[AT] Tobacco transplanting time
charlie hill
chill8 at cox.net
Wed May 4 14:56:00 PDT 2005
Now that the price support system and allotments are gone I think the top
contract price is about $1.30 a pound. That again is for the top grades.
Under the old system the guys were paying anywhere from 35 to 55 cents a
pound to lease the allotments. The top grades under the old system brought
about $1.90 a pound. That means that there is about 20 cents of "profit"
gone out of the deal.
However, the farmers that are staying in the business are no longer
constrained as to which tract of land they have to plant the tobacco on or
how many pounds per acre they can produce so it will probably work out ok
for the better farmers with the best land. The sloppy farmers who taxed
the old system will fall by the way side. That is the way it should be.
Now it will work just like it does with vegetable crops. If you can get a
contract with the tobacco company, you can grow tobacco and take your
chances.
The guys that stay in will still be more mechanized here than where David is
but I suspect the ones that can get enough good labor will go back to manual
harvest.
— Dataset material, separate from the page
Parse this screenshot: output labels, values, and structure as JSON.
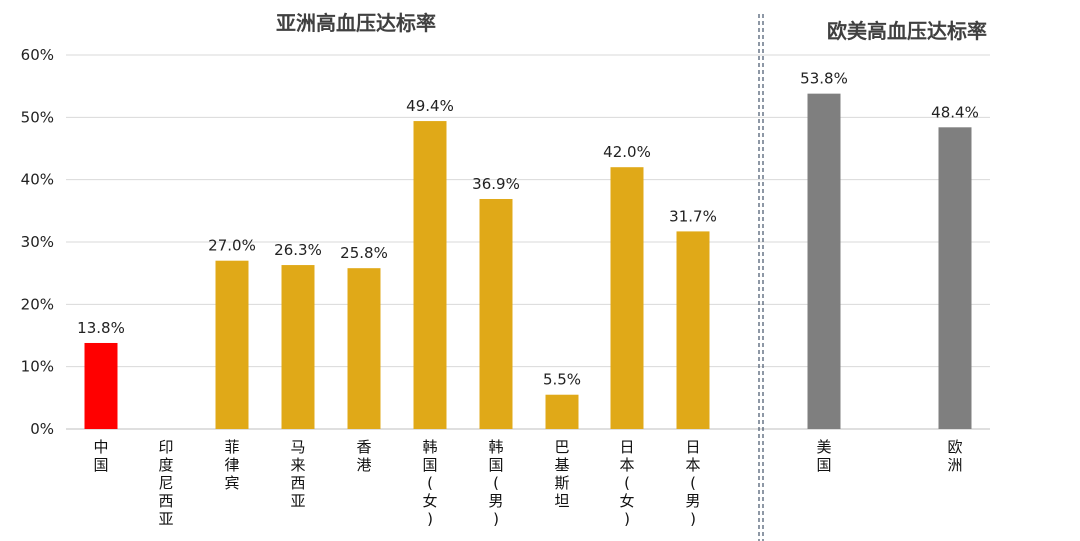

It is easier to control quality that way.
The machine can't tell green from ripe.
My family has been in the tobacco business one way or another for as many
generations as we can trace. I never thought I'd feel this way but I'm
kinda glad to finally be out of the business. I just hope we don't have to
let the farm grow up in trees or plant it with little vinyl boxes (tract
houses).
Charlie
----- Original Message -----
From: "David Bruce" <davidbruce at yadtel.net>
To: "Antique tractor email discussion group" <at at lists.antique-tractor.com>
Sent: Wednesday, May 04, 2005 4:25 PM
Subject: [AT] Tobacco transplanting time
>I took my pup for a walk "up the road" and some of the locals were
>transplanting tobacco sets. I had noticed earlier they had "laid by"
>(listed) the rows. There transplant operation consists of a four row
>transplanted that carries eight men (two for each row) carried by a big JD
>tractor (sorry I didn't get the model). The tractor also has strapped to
>it three water tanks (one in front and one on each side). They transplant
>four rows, skip one "blank balk" and then repeat. The "blank balk" is to
>drive a tractor through at harvest time pulling a trailer where the leaves
>are piled. Around here tobacco is still manually harvested, fields are too
>small and the terrain is too hilly for mechanical harvesters like I'm sure
>Charlie Hill is used to seeing.
> The operation is fascinating to watch, and very similar to what my
> grandparents did 50 years ago. Wonder how long they can survive in the
> new days of tobacco without the price supports.